Став стражами социальной справедливости — боги, первоначально стихийно свирепые, сами становятся все более и более справедливыми. Они превращаются наконец в совершенное и благостное мироуправление. Политеизм либо иерархизируется и получает монарха, либо уступает место монотеизму.

Радостное и возвышающее душу человека представление о богах или боге, как самом лучшем, достойном, высоком существе, до какого может додуматься данный народ в данную эпоху, идеальная красота бога — не должна, не может быть запачкана ответственностью за зло и ужас жизни. Бог справедлив — это страстный постулат человека, влюбившегося в себя самого в лице бога своего, просветленного своего отражения в зеркальном небе фантазии. Если человек страдает, несмотря на справедливость бога — значит он сам виноват. Лучше обвинить себя, как человека реального, чем бога, — человечность идеальную. Самый благостный государь, самая совершенная республика — карают за проступки и преступления, причиняют страдание, как наказание. Итак: зло жизни, страдания мира сего — это наказание за грех.

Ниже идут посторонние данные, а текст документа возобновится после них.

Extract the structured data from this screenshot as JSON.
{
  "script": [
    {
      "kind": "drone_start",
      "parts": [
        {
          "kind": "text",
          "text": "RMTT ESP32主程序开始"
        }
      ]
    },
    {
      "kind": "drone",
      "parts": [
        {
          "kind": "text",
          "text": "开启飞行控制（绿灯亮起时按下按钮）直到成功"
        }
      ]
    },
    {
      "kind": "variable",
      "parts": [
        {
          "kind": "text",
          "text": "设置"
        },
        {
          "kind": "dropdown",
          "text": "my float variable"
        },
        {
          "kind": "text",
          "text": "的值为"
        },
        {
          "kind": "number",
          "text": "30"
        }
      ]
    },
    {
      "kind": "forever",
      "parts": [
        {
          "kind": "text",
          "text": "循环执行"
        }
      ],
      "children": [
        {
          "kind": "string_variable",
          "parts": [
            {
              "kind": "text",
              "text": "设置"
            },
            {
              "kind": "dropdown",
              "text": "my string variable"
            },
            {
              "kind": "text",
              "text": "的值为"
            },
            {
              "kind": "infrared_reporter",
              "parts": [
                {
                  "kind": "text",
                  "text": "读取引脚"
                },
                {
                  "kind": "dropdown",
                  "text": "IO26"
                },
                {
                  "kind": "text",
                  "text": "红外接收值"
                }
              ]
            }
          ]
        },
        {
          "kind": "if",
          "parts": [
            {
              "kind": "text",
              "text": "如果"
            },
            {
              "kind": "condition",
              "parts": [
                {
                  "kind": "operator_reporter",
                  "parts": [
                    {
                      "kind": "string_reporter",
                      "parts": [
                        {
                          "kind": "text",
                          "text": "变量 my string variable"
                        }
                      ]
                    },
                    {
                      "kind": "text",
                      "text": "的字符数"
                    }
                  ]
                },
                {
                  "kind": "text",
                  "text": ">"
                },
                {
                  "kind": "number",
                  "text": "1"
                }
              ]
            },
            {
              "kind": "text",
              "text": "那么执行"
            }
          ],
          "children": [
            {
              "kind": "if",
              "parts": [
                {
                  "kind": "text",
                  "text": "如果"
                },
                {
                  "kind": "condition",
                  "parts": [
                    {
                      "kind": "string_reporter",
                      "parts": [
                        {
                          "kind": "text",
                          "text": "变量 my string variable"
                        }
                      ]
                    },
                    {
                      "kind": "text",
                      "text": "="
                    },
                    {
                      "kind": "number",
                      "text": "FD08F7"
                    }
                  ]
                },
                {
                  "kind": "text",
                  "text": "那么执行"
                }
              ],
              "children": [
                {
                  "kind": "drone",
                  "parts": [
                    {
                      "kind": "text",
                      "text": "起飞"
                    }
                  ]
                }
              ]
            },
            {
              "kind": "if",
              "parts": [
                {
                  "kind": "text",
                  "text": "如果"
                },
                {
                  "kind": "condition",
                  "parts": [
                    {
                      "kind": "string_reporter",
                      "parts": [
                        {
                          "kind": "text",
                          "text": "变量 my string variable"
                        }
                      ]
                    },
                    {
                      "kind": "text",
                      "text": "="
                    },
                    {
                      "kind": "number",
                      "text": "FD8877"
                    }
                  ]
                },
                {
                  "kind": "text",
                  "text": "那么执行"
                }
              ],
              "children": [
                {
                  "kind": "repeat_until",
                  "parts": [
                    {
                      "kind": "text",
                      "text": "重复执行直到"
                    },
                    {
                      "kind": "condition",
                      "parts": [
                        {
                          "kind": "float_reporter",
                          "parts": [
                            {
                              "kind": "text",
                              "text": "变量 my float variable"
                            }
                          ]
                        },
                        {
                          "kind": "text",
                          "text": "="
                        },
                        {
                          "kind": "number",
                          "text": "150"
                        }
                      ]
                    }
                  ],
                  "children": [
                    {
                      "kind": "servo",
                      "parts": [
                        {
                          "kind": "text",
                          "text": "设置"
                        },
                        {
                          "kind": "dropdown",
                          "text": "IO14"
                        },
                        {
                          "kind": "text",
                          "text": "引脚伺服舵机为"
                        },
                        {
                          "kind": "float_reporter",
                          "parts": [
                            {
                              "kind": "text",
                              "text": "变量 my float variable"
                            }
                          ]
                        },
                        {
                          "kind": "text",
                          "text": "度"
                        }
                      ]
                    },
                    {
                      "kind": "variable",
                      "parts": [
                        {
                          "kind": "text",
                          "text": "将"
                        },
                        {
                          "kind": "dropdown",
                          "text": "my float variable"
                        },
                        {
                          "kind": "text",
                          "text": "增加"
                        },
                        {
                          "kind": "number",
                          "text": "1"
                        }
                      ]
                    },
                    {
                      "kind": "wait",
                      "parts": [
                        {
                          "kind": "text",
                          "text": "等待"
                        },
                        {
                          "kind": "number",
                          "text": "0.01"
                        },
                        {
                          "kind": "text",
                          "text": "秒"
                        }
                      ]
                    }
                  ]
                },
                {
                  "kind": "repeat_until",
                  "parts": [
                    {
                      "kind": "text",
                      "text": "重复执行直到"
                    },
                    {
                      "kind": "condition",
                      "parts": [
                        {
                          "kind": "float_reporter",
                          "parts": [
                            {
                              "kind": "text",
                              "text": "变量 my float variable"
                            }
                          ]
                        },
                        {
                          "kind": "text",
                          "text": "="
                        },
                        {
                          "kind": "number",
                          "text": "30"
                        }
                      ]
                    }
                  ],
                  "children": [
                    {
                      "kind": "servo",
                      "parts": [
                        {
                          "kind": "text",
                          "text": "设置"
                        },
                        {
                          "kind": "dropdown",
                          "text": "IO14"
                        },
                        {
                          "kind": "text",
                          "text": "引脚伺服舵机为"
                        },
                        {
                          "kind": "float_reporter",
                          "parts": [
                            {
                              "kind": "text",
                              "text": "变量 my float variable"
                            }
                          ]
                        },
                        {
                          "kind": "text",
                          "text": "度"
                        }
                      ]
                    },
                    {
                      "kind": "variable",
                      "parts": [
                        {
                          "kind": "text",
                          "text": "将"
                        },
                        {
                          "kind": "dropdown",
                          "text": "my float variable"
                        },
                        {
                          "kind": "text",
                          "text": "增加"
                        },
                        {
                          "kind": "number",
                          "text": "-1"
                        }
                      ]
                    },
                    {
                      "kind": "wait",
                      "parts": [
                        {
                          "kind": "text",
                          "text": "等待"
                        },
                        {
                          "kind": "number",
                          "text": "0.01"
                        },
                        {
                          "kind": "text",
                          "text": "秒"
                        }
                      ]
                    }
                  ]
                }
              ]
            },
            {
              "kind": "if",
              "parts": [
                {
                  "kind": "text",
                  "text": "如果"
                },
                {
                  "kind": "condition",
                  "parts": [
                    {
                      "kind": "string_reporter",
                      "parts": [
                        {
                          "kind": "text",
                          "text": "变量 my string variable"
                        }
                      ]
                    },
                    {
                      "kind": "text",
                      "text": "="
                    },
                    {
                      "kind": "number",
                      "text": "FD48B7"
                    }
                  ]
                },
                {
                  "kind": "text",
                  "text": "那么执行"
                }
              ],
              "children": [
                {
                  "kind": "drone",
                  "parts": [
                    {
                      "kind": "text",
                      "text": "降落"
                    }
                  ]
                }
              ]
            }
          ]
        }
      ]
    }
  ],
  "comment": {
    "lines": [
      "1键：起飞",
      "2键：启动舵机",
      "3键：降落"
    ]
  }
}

Реалистическое иудейство, констатировав страдание и смерть даже младенцев, не успевших совершить никакого греха, легко пришло к идеи ответственности за грехи родителей. Два обстоятельства особенно сильно поддерживали эту концепцию: несомненный факт наследственности, вырождения, и круговая родовая ответственность за преступления. Издавна уже род, а потом семья отвечала за деяния своего члена. Человек еще не рассматривался отдельно как самостоятельный индивид. Природа же и в действительности связывала его прочно с его предками и потомками могучим законом наследственности. Итак, мы наследственно греховны. На нас лежат преступления отцов, и мы громоздим на них новые «студные дела», ибо мы источник, зараженный у истока, тела наши испорчены, мы существа падшие. Первый мужчина и первая женщина совершили первый ужасный грех.[21]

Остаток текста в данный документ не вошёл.